Kölner Stadt-Anzeiger, 30. April 2013

Einsicht in Vertrag gefordert

PROTEST Bayer und Universität lehnen Veröffentlichung bislang ab

Bei der Bayer-Hauptversammlung am vergangenen Freitag haben die Initiative Coordination gegen Bayer-Gefahren (CBG) und Transparency International demonstriert. Sie forderten die Offenlegung eines Vertrages zwischen dem Konzern und der Kölner Universität. Der Inhalt des Papiers ist bislang geheim, der Öffentlichkeit ist nur bekannt, dass es um eine Kooperation im Medizin-Bereich geht. "Es ist wichtig, dass es unabhängige Forschung gibt", sagte CBG-Sprecher Phillip Mimkes. "Unabhängige Studien, etwa im Bereich der Toxikologie, bekommen andere Ergebnisse, als von Firmen gesponserte Studien."

Im Dezember vergangenen Jahres hatte die Initiative mit einer Klage vor dem Kölner Verwaltungsgericht bereits die Einsicht in den Vertrag gefordert - und verloren.
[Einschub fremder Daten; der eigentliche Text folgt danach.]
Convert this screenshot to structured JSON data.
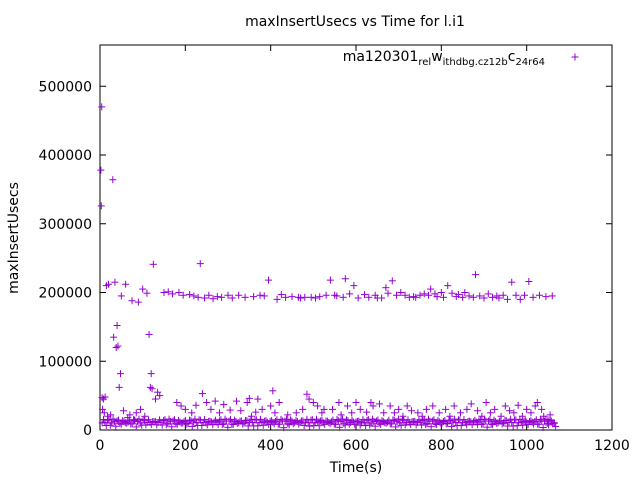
{
  "chart_data": {
    "type": "scatter",
    "title": "maxInsertUsecs vs Time for l.i1",
    "xlabel": "Time(s)",
    "ylabel": "maxInsertUsecs",
    "xlim": [
      0,
      1200
    ],
    "ylim": [
      0,
      560000
    ],
    "xticks": [
      0,
      200,
      400,
      600,
      800,
      1000,
      1200
    ],
    "xtick_labels": [
      "0",
      "200",
      "400",
      "600",
      "800",
      "1000",
      "1200"
    ],
    "yticks": [
      0,
      100000,
      200000,
      300000,
      400000,
      500000
    ],
    "ytick_labels": [
      "0",
      "100000",
      "200000",
      "300000",
      "400000",
      "500000"
    ],
    "legend": {
      "position": "top-right",
      "label_parts": [
        "ma120301",
        "rel",
        "w",
        "ithdbg.cz12b",
        "c",
        "24r64"
      ]
    },
    "marker": "plus",
    "color": "#9400d3",
    "series": [
      {
        "name": "ma120301_rel_withdbg.cz12b_c24r64",
        "points": [
          [
            2,
            378000
          ],
          [
            3,
            326000
          ],
          [
            4,
            470000
          ],
          [
            5,
            47000
          ],
          [
            6,
            30000
          ],
          [
            8,
            45000
          ],
          [
            10,
            25000
          ],
          [
            12,
            48000
          ],
          [
            15,
            210000
          ],
          [
            18,
            20000
          ],
          [
            20,
            212000
          ],
          [
            25,
            22000
          ],
          [
            30,
            364000
          ],
          [
            32,
            135000
          ],
          [
            35,
            215000
          ],
          [
            38,
            120000
          ],
          [
            40,
            152000
          ],
          [
            42,
            122000
          ],
          [
            45,
            62000
          ],
          [
            48,
            82000
          ],
          [
            50,
            195000
          ],
          [
            55,
            28000
          ],
          [
            60,
            212000
          ],
          [
            65,
            18000
          ],
          [
            70,
            22000
          ],
          [
            75,
            188000
          ],
          [
            80,
            15000
          ],
          [
            85,
            25000
          ],
          [
            90,
            186000
          ],
          [
            95,
            30000
          ],
          [
            100,
            205000
          ],
          [
            105,
            20000
          ],
          [
            110,
            199000
          ],
          [
            115,
            139000
          ],
          [
            118,
            62000
          ],
          [
            120,
            82000
          ],
          [
            122,
            60000
          ],
          [
            125,
            241000
          ],
          [
            130,
            45000
          ],
          [
            135,
            55000
          ],
          [
            140,
            50000
          ],
          [
            150,
            200000
          ],
          [
            160,
            201000
          ],
          [
            170,
            198000
          ],
          [
            180,
            40000
          ],
          [
            185,
            200000
          ],
          [
            190,
            35000
          ],
          [
            195,
            196000
          ],
          [
            200,
            30000
          ],
          [
            210,
            197000
          ],
          [
            215,
            25000
          ],
          [
            220,
            195000
          ],
          [
            225,
            36000
          ],
          [
            230,
            193000
          ],
          [
            235,
            242000
          ],
          [
            240,
            53000
          ],
          [
            245,
            192000
          ],
          [
            250,
            40000
          ],
          [
            255,
            196000
          ],
          [
            260,
            30000
          ],
          [
            265,
            191000
          ],
          [
            270,
            42000
          ],
          [
            275,
            194000
          ],
          [
            280,
            25000
          ],
          [
            285,
            193000
          ],
          [
            290,
            37000
          ],
          [
            300,
            196000
          ],
          [
            305,
            29000
          ],
          [
            310,
            192000
          ],
          [
            320,
            42000
          ],
          [
            325,
            196000
          ],
          [
            330,
            28000
          ],
          [
            340,
            193000
          ],
          [
            345,
            40000
          ],
          [
            350,
            46000
          ],
          [
            355,
            20000
          ],
          [
            360,
            194000
          ],
          [
            365,
            26000
          ],
          [
            370,
            45000
          ],
          [
            375,
            196000
          ],
          [
            380,
            30000
          ],
          [
            385,
            195000
          ],
          [
            395,
            218000
          ],
          [
            400,
            35000
          ],
          [
            405,
            57000
          ],
          [
            410,
            25000
          ],
          [
            415,
            190000
          ],
          [
            420,
            40000
          ],
          [
            425,
            197000
          ],
          [
            435,
            193000
          ],
          [
            440,
            22000
          ],
          [
            450,
            194000
          ],
          [
            460,
            25000
          ],
          [
            465,
            193000
          ],
          [
            470,
            192000
          ],
          [
            475,
            30000
          ],
          [
            480,
            193000
          ],
          [
            485,
            52000
          ],
          [
            490,
            45000
          ],
          [
            495,
            193000
          ],
          [
            500,
            40000
          ],
          [
            505,
            192000
          ],
          [
            510,
            35000
          ],
          [
            515,
            194000
          ],
          [
            520,
            25000
          ],
          [
            525,
            30000
          ],
          [
            530,
            196000
          ],
          [
            540,
            218000
          ],
          [
            545,
            30000
          ],
          [
            550,
            196000
          ],
          [
            555,
            195000
          ],
          [
            560,
            40000
          ],
          [
            565,
            22000
          ],
          [
            570,
            193000
          ],
          [
            575,
            220000
          ],
          [
            580,
            35000
          ],
          [
            585,
            198000
          ],
          [
            590,
            25000
          ],
          [
            595,
            210000
          ],
          [
            600,
            40000
          ],
          [
            605,
            192000
          ],
          [
            610,
            30000
          ],
          [
            620,
            197000
          ],
          [
            625,
            26000
          ],
          [
            630,
            193000
          ],
          [
            635,
            40000
          ],
          [
            640,
            35000
          ],
          [
            645,
            196000
          ],
          [
            650,
            192000
          ],
          [
            655,
            38000
          ],
          [
            660,
            192000
          ],
          [
            665,
            25000
          ],
          [
            670,
            207000
          ],
          [
            675,
            199000
          ],
          [
            680,
            35000
          ],
          [
            685,
            217000
          ],
          [
            690,
            25000
          ],
          [
            695,
            196000
          ],
          [
            700,
            30000
          ],
          [
            705,
            200000
          ],
          [
            710,
            20000
          ],
          [
            715,
            196000
          ],
          [
            720,
            35000
          ],
          [
            725,
            193000
          ],
          [
            730,
            28000
          ],
          [
            735,
            194000
          ],
          [
            740,
            193000
          ],
          [
            745,
            25000
          ],
          [
            750,
            196000
          ],
          [
            755,
            20000
          ],
          [
            760,
            198000
          ],
          [
            765,
            30000
          ],
          [
            770,
            196000
          ],
          [
            775,
            205000
          ],
          [
            780,
            35000
          ],
          [
            785,
            198000
          ],
          [
            790,
            194000
          ],
          [
            795,
            25000
          ],
          [
            800,
            200000
          ],
          [
            805,
            193000
          ],
          [
            810,
            30000
          ],
          [
            815,
            210000
          ],
          [
            820,
            20000
          ],
          [
            825,
            199000
          ],
          [
            830,
            35000
          ],
          [
            835,
            194000
          ],
          [
            840,
            197000
          ],
          [
            845,
            25000
          ],
          [
            850,
            193000
          ],
          [
            855,
            200000
          ],
          [
            860,
            30000
          ],
          [
            865,
            195000
          ],
          [
            870,
            38000
          ],
          [
            875,
            193000
          ],
          [
            880,
            226000
          ],
          [
            885,
            28000
          ],
          [
            890,
            195000
          ],
          [
            895,
            20000
          ],
          [
            900,
            192000
          ],
          [
            905,
            40000
          ],
          [
            910,
            198000
          ],
          [
            915,
            25000
          ],
          [
            920,
            193000
          ],
          [
            925,
            30000
          ],
          [
            930,
            195000
          ],
          [
            935,
            192000
          ],
          [
            940,
            20000
          ],
          [
            945,
            196000
          ],
          [
            950,
            35000
          ],
          [
            955,
            190000
          ],
          [
            960,
            28000
          ],
          [
            965,
            215000
          ],
          [
            970,
            25000
          ],
          [
            975,
            196000
          ],
          [
            980,
            36000
          ],
          [
            985,
            190000
          ],
          [
            990,
            20000
          ],
          [
            995,
            196000
          ],
          [
            1000,
            30000
          ],
          [
            1005,
            216000
          ],
          [
            1010,
            25000
          ],
          [
            1015,
            193000
          ],
          [
            1020,
            35000
          ],
          [
            1025,
            40000
          ],
          [
            1030,
            196000
          ],
          [
            1035,
            30000
          ],
          [
            1040,
            20000
          ],
          [
            1045,
            194000
          ],
          [
            1050,
            15000
          ],
          [
            1055,
            22000
          ],
          [
            1060,
            195000
          ],
          [
            1065,
            10000
          ],
          [
            1068,
            5000
          ]
        ]
      }
    ]
  }
}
Mit seinem Anliegen ist Mimkes in Berufung gegangen, der Fall soll nun vor dem Oberverwaltungsgericht Münster verhandelt werden. Mimkes glaubt aber nicht, dass es noch in diesem Jahr zum Prozess kommt.

Auch vor den Bayer-Aktionären setzte sich Angela Spelsberg von Transparency International für die Offenlegung ein. In ihrer Rede fragte sie unter anderem, wem die Forschungsdaten gehörten und wer über die Veröffentlichung der Forschungsergebnisse in der Kooperation mit der Universität entscheide. Mit der Begründung, es handele sich um Betriebsgeheimnisse, seien die Kritiker bislang ignoriert worden. Dafür habe es Beifall vom Publikum gegeben. "Mehrere Aktionäre sind zu uns gekommen und wollten mit uns gegen den Vorstand stimmen", so Mimkes. Auch Spelsberg ist zufrieden: "Auf lange Sicht ist diese Geheimhaltung extrem rufschädigend für Bayer."